Volume integral with two intersecting shapes

[bobsmiters]

The question I am dealing with has to do with the volume contained by two intersecting shapes I have created this integral and can't find a reasonable way of solving it. What is the best approach to solve this:


\int_{r=0}^{\pi/2}\int_{u=0}^{2\cos\theta} \sqrt{9-r^2} * r drdu=

 

[tiny-tim]

The question I am dealing with has to do with the volume contained by two intersecting shapes I have created this integral and can't find a reasonable way of solving it. What is the best approach to solve this:

Hi bobsmiters!

\int_{r=0}^{\pi/2}\int_{u=0}^{2\cos\theta} \sqrt{9-r^2} * r drdu=

Your integral doesn't look right. You have u r and theta, but only two ∫s.

Do you mean
\int_{\theta=0}^{\pi/2}\int_{u=0}^{2\cos\theta} ?

If so, where does r come into it?

I hope r is right, because
\int \sqrt{9-r^2} * r dr is very easy …

 

[bobsmiters]

The question I am dealing with has to do with the volume contained by two intersecting shapes I have created this integral and can't find a reasonable way of solving it. What is the best approach to solve this:


\int_{\theta=0}^{\pi/2}\int_{r=0}^{2\cos\theta} \sqrt{9-r^2} * r drd\theta=

There wasn't supposed to be a 'u' in the question

 

[tiny-tim]

… one integral at a time …

There wasn't supposed to be a 'u' in the question

ah! … that makes more sense!

right … when we do double integrals, we always do one integral at a time.

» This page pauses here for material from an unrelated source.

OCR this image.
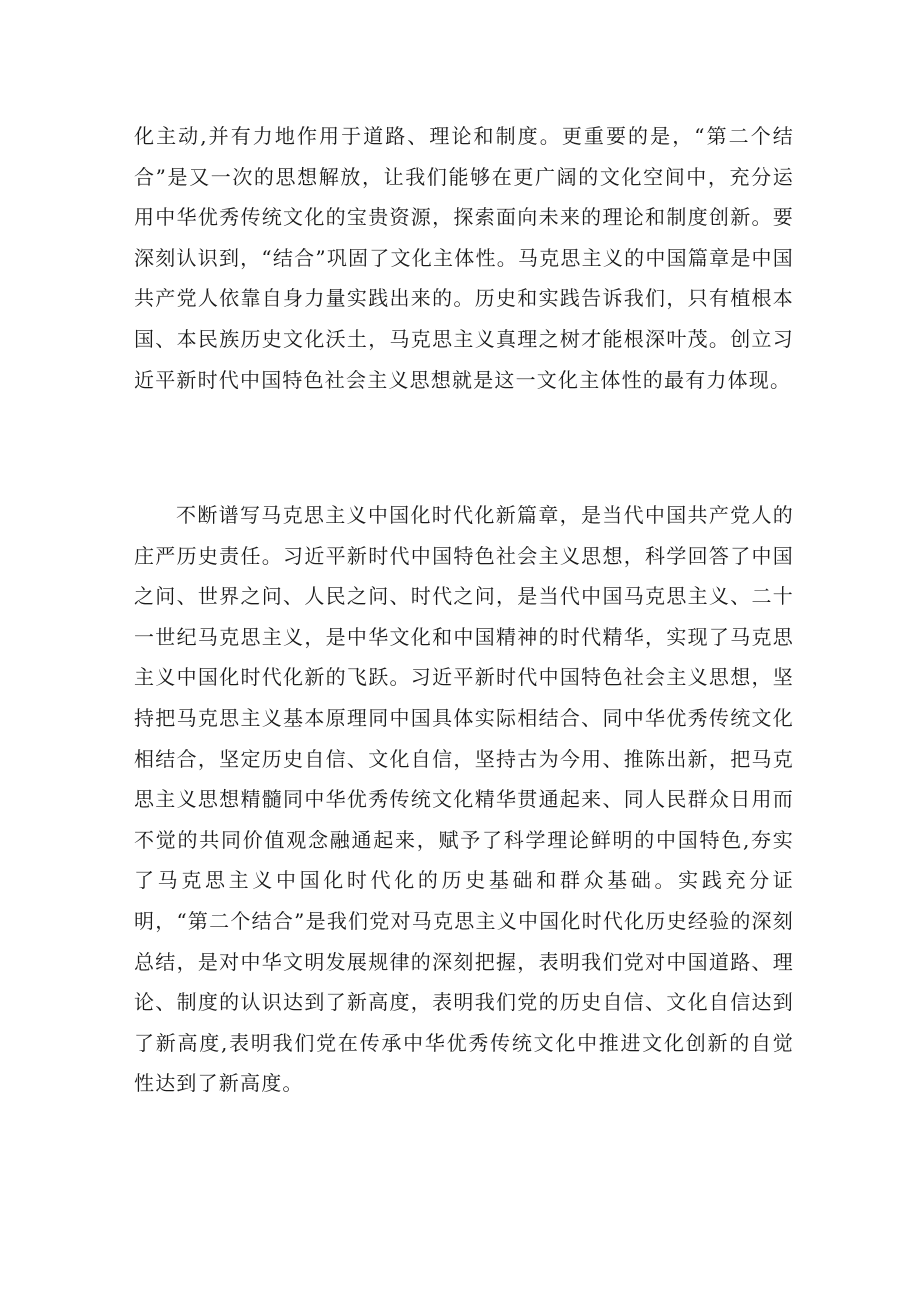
化主动,并有力地作用于道路、理论和制度。更重要的是，“第二个结合”是又一次的思想解放，让我们能够在更广阔的文化空间中，充分运用中华优秀传统文化的宝贵资源，探索面向未来的理论和制度创新。要深刻认识到，“结合”巩固了文化主体性。马克思主义的中国篇章是中国共产党人依靠自身力量实践出来的。历史和实践告诉我们，只有植根本国、本民族历史文化沃土，马克思主义真理之树才能根深叶茂。创立习近平新时代中国特色社会主义思想就是这一文化主体性的最有力体现。

不断谱写马克思主义中国化时代化新篇章，是当代中国共产党人的庄严历史责任。习近平新时代中国特色社会主义思想，科学回答了中国之问、世界之问、人民之问、时代之问，是当代中国马克思主义、二十一世纪马克思主义，是中华文化和中国精神的时代精华，实现了马克思主义中国化时代化新的飞跃。习近平新时代中国特色社会主义思想，坚持把马克思主义基本原理同中国具体实际相结合、同中华优秀传统文化相结合，坚定历史自信、文化自信，坚持古为今用、推陈出新，把马克思主义思想精髓同中华优秀传统文化精华贯通起来、同人民群众日用而不觉的共同价值观念融通起来，赋予了科学理论鲜明的中国特色,夯实了马克思主义中国化时代化的历史基础和群众基础。实践充分证明，“第二个结合”是我们党对马克思主义中国化时代化历史经验的深刻总结，是对中华文明发展规律的深刻把握，表明我们党对中国道路、理论、制度的认识达到了新高度，表明我们党的历史自信、文化自信达到了新高度,表明我们党在传承中华优秀传统文化中推进文化创新的自觉性达到了新高度。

In this case, do the r integral first.

What is ∫r√(9-r^2)dr?

It's actually quite easy if t you think about it.

 

[bobsmiters]

\int_{\theta=0}^{\pi}\int_{r=0}^{2\cos\theta} \sqrt{9-r^2} * r drd\theta=

The first integral didn't cause me much of a problem, however when I insert the 2cos(theta) and the '0' I can't figure out how to work through the second integral.

I ended up with:

\int_{\theta=0}^{\pi}\sqrt{(9-4\cos^2\theta)^3} / (-3) +9 d\theta=

 

[tiny-tim]

Hi bobsmiters!

hmm … don't like the look of that …

I'll have a think about it later, but before I do …

You got this ∫∫drdtheta yourself, didn't you?

I was a little surprised when I first saw it because usually when you convert to polar coordinates, you get an extra sintheta for free (because dxdy = sintheta dr dtheta).
(and then I got confused by the du, and forgot about it )

And that extra sintheta tends to make things much easier.

Are you sure there shouldn't be a sintheta?

 

[Vid]

You're thinking of spherical coordinates.

dA = dxdy = rdrdtheta
dV = dxdydz = r^2sin(theta)dr*dtheta*dphi

 

[bobsmiters]

The original question read: Find the volume of the solid that lies under x^2 + y^2 + z^2 = 9, above the xy-plane and inside the cylinder x^2 + y^2 = 2x.

It is possible that I made a mistake somewhere in getting to that integral.

 

[tiny-tim]

You're thinking of spherical coordinates.

dA = dxdy = rdrdtheta
dV = dxdydz = r^2sin(theta)dr*dtheta*dphi

Indeed I am!

The original question read: Find the volume of the solid that lies under x^2 + y^2 + z^2 = 9, above the xy-plane and inside the cylinder x^2 + y^2 = 2x.

It is possible that I made a mistake somewhere in getting to that integral.

Hi bobsmiters!

I'm confused … how did you get that … what is your r?